Each session generates a unique session_id (session-{uuid4().hex[:10]}) that flows into ToolContext and out through ToolOutput, so every result is traceable.
6. Generator streaming + TypedDict contracts
Both execution paths produce the same ToolOutput:
class ToolOutput(TypedDict):
tool: str
content: str
tokens: list[str]
duration_ms: float
session_id: str
Streaming uses a real generator:
def stream(self, context: ToolContext) -> Iterator[str]:
for token in self.execute(context).split(" "):
yield f"{token} "
BaseTool.run() collects generator output and records metrics in finally regardless of path:
try:
if stream:
tokens = self.with_retries(lambda: list(self.stream(context)))

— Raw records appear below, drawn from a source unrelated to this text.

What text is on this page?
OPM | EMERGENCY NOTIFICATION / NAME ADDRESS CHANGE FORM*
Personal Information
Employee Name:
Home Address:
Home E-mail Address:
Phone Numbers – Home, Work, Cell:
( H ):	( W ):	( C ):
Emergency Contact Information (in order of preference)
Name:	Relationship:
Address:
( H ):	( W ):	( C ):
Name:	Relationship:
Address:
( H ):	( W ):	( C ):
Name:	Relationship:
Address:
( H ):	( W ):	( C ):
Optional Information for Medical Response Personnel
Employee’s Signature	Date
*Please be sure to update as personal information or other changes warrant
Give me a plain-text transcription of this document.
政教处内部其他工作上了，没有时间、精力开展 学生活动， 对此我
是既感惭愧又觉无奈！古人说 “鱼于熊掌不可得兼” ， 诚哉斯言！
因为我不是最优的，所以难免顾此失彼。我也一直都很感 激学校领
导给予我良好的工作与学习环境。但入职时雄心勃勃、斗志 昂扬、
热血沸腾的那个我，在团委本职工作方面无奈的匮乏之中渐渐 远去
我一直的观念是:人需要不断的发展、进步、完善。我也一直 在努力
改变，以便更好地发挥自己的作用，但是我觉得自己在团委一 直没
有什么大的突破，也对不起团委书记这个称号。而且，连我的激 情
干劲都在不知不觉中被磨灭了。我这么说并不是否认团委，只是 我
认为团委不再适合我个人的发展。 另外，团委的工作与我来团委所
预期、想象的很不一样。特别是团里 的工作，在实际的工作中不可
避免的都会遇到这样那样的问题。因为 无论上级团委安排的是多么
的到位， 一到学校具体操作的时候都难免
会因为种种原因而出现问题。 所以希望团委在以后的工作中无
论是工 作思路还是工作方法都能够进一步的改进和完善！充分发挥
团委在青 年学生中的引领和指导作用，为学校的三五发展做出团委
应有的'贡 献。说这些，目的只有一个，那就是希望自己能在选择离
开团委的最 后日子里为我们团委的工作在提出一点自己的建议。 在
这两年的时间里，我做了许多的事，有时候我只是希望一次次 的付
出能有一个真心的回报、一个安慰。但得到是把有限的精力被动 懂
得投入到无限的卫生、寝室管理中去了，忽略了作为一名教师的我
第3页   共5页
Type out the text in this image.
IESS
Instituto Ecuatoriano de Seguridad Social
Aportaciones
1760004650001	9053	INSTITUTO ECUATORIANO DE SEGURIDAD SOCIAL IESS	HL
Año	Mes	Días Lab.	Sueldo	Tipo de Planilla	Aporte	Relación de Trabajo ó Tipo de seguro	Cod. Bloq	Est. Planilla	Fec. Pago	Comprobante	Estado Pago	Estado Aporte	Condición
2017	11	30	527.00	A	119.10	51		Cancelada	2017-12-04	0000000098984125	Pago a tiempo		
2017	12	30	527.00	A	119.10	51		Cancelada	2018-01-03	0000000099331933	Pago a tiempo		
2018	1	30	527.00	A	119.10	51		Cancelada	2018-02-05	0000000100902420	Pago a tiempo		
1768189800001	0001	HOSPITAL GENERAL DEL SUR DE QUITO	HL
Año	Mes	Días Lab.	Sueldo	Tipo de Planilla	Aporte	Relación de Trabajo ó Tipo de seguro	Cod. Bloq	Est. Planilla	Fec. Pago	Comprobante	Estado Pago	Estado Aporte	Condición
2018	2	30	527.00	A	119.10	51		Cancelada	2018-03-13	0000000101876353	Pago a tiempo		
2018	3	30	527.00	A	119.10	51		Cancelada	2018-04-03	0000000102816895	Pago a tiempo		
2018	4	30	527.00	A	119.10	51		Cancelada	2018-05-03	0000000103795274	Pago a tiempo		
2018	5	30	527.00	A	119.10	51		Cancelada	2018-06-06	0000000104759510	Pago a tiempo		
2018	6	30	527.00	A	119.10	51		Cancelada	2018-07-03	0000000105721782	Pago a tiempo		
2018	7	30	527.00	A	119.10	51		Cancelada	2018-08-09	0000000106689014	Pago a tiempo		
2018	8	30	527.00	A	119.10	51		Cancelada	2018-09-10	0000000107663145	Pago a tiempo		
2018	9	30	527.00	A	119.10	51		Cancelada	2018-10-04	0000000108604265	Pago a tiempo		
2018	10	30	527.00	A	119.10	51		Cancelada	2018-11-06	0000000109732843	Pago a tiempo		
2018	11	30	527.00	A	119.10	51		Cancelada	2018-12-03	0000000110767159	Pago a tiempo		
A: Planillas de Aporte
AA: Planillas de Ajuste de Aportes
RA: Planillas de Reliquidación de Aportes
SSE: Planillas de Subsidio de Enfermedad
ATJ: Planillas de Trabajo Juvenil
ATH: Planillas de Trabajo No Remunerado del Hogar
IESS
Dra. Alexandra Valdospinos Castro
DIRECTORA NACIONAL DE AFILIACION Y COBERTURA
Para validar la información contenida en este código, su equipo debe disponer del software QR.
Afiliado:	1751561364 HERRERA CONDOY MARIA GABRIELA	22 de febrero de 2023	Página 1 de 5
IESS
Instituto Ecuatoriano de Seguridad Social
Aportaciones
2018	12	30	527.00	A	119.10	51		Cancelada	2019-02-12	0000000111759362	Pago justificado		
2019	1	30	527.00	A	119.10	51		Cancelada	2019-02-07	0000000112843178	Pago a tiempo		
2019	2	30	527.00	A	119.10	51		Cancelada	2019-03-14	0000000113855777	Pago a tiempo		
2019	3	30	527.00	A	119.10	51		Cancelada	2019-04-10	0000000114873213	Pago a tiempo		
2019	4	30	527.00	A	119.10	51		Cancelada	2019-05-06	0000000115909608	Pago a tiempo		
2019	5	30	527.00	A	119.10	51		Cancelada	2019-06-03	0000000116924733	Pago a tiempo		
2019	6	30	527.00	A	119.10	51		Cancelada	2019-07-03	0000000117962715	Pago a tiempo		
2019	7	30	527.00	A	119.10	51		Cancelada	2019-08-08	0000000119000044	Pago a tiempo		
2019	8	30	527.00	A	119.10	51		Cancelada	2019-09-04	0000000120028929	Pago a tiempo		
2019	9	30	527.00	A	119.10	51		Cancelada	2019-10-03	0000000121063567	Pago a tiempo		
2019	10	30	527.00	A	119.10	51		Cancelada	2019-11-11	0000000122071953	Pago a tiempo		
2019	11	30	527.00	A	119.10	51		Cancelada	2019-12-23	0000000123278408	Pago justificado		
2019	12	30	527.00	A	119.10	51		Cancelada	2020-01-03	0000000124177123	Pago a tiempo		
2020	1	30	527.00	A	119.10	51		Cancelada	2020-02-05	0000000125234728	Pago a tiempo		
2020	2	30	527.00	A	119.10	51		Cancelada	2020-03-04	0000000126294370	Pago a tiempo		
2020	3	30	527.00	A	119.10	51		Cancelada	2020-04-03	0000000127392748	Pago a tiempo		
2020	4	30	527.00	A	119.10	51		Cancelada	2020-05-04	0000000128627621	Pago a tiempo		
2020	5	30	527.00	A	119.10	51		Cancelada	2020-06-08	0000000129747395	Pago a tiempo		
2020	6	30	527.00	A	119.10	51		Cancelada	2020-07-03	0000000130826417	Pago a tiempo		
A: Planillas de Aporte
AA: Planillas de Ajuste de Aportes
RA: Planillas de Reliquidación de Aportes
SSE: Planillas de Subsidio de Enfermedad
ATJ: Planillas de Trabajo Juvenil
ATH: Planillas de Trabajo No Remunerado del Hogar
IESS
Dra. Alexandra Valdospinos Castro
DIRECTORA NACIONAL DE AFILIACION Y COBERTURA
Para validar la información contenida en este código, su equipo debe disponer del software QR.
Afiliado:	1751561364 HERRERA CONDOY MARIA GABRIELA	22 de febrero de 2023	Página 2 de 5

content = "".join(tokens).strip()
else:
content = self.with_retries(lambda: self.execute(context))
tokens = self._tokenize(content)
return {"tool": self.name, "content": content, "tokens": tokens, ...}
except Exception:
failed = True
raise
finally:
self.record_metric(duration_ms=..., failed=failed)
The finally block guarantees metrics are always recorded — including on failure. That's important for production observability.
7. Structural typing with Protocol
The registry returns ToolProtocol, not BaseTool:
@runtime_checkable
class ToolProtocol(Protocol):
@property
def name(self) -> str: ...
@property
def metadata(self) -> ToolMetadata: ...
def execute(self, context: ToolContext) -> str: ...
def stream(self, context: ToolContext) -> Iterator[str]: ...
def run(self, raw_input: str, *, stream: bool, session_id: str) -> ToolOutput: ...
The CLI depends on the contract, not the class. A third-party tool that implements ToolProtocol without inheriting BaseTool is fully compatible. This is exactly how production frameworks stay open for extension.
This is Week 1 of a 16-week public build series. Python → NLP → embeddings → LLM internals → RAG → multi-agent → MCP → deployment. Each week gets a build and a post, extending this same codebase.